In a convenient location I will mount the magnetic starter (once I determine it's the appropriate size and rating) that I will rob from the Bridgeport mill, which runs from a 3 HP VFD. So I don't need the magnetic starter for the Bridgeport.
I will run two appropriately sized and and protected single phase hots plus a ground conductor from the panel (just a few feet away) to the magnetic starter. I will wire the starter to two of the hot legs on the idler motor beneath the motor cover. Both of these single phase hots and the three phase "wild leg" hot will run from the idler motor to the three fused busses on the original Gorton fuse box. Both the spindle motor and the hydraulic power unit for the tracer are wired into this box. Since I'm running at half the voltage (previously 440 now 220) I assume I will need to double the ampacity of the three (3) fuses. Yes?
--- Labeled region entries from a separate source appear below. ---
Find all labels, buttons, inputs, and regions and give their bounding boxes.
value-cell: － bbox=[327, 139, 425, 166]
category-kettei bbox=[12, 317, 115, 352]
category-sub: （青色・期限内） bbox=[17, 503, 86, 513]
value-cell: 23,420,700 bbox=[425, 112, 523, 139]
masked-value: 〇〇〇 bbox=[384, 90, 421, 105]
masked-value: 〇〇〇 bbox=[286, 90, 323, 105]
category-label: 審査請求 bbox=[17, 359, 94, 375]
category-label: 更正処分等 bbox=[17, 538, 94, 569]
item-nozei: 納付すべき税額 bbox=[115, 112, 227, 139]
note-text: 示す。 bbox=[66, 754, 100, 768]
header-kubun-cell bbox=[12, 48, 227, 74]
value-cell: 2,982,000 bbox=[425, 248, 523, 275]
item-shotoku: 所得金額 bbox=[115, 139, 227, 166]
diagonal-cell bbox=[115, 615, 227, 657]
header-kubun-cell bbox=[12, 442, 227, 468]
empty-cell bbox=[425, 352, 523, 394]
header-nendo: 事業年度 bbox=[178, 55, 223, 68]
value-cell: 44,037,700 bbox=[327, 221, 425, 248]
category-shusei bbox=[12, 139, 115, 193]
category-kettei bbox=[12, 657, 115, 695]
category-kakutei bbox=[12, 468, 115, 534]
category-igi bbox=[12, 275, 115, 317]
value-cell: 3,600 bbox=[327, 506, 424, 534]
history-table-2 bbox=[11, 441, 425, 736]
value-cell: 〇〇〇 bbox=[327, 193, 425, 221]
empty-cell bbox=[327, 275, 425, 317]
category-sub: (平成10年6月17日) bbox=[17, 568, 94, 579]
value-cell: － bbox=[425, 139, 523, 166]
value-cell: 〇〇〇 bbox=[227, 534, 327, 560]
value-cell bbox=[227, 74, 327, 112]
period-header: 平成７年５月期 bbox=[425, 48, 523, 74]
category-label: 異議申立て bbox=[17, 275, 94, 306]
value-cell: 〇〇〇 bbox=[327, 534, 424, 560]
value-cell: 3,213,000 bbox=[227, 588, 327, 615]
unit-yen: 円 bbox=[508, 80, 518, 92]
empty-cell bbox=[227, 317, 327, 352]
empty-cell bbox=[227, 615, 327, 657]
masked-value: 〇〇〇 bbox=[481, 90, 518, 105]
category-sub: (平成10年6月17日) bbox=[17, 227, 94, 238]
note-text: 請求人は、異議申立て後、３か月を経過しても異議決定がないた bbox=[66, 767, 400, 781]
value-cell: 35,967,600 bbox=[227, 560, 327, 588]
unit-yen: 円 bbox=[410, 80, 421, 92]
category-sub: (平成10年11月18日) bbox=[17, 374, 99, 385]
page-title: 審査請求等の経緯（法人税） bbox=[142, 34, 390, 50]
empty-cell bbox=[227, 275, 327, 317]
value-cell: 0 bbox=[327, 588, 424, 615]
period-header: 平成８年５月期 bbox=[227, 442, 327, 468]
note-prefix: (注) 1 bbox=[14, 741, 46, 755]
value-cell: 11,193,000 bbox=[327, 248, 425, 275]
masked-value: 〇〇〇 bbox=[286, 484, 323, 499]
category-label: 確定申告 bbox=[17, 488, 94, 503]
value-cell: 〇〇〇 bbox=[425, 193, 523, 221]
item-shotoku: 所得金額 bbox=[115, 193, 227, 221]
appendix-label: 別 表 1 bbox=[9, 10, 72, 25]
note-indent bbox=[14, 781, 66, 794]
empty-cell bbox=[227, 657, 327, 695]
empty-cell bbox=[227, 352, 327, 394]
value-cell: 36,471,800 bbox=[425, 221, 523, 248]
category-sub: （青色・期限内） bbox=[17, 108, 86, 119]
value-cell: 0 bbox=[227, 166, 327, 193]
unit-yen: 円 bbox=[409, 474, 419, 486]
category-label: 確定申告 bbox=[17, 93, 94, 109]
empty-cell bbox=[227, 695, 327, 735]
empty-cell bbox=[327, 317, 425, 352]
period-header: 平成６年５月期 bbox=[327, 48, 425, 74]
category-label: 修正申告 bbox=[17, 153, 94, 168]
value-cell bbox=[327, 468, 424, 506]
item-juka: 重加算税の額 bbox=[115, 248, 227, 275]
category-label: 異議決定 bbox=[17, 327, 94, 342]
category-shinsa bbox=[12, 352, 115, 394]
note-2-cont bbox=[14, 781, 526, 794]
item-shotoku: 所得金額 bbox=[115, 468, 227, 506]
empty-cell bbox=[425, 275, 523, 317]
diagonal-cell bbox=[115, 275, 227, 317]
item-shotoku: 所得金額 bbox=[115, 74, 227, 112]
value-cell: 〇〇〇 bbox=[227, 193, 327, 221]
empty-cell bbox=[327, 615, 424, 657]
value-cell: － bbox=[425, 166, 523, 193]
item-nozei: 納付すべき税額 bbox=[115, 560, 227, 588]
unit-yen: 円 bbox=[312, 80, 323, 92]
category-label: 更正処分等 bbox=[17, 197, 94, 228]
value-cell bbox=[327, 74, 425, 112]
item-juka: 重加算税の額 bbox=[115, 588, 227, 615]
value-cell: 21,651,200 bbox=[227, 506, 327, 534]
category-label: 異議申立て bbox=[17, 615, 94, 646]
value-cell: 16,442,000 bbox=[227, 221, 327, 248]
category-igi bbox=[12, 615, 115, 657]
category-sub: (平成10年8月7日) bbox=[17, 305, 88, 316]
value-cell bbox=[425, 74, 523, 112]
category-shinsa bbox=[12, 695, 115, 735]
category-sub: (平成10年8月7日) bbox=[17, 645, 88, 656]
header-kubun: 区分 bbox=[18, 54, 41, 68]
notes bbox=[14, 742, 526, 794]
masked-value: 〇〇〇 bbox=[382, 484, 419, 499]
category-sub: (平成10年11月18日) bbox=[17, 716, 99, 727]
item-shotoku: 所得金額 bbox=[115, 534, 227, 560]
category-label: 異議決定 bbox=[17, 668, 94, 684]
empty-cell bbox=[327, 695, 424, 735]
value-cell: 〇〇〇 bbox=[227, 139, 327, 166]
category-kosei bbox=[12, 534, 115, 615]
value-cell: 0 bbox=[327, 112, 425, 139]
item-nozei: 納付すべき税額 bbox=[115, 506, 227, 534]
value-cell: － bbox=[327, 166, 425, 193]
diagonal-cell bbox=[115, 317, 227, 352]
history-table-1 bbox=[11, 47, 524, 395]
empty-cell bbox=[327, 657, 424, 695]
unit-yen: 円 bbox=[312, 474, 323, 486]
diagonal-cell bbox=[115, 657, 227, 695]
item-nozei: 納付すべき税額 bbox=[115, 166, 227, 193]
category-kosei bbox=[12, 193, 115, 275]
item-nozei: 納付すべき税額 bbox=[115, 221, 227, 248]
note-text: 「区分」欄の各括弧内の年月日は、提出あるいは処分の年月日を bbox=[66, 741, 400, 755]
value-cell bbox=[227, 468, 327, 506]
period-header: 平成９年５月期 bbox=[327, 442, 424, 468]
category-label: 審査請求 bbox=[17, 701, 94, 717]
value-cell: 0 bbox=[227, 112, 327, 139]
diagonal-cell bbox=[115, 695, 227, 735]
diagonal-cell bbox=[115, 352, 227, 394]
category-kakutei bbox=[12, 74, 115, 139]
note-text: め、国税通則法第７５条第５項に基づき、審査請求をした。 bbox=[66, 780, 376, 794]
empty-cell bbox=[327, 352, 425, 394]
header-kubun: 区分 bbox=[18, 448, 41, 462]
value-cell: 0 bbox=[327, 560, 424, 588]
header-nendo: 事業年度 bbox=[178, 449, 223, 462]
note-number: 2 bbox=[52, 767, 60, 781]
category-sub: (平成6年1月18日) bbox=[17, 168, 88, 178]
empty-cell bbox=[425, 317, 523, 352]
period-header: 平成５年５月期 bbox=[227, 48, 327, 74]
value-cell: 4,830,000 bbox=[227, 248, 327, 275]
I will either rope start the 7 1/2HP idler or spin it up to its 1155 rpm design speed with a pony motor. Once at or near design speed I will flip the appropriately sized single phase 220V breaker and push the button on the magnetic starter.
Once the RPC is spinning at full speed I will engage the fuse box on the mill. I will then start one motor or the other - starting the bigger one first.
I'm not asking any of you "Will this work?". Rather, I'm just asking you...
"Does this sound like a plan?"
Or have I totally failed to comprehend something I need to know?
Hi Vernon. I sure hope that is a slab house...Also not sure why you don't want any pf correction?? Caps are cheap. By the time you dink around trying to "pull start" your motor you could make it self starting.
I made a video on how to build a simple self starting rpc that drops out the start caps. How to build a rotary phase converter - YouTube
Ended up paralleling a 5hp motor w the existing, also ended up putting a pot between generated leg bus and the coil on the contactor to control coil voltage.
After burning up coil....
Thanks for your response. The house is indeed on a slab. The great thing about it is it's barely more than a shack. If the machinery weight cracks the slab I will simply rent a jack hammer, chisel out the concrete, dig a hole, fill it with steel, and build a machinery base.
Up to now we've had no such trouble. However, after a record drought in Texas last year a lot of people have started having foundation problems where there were none before.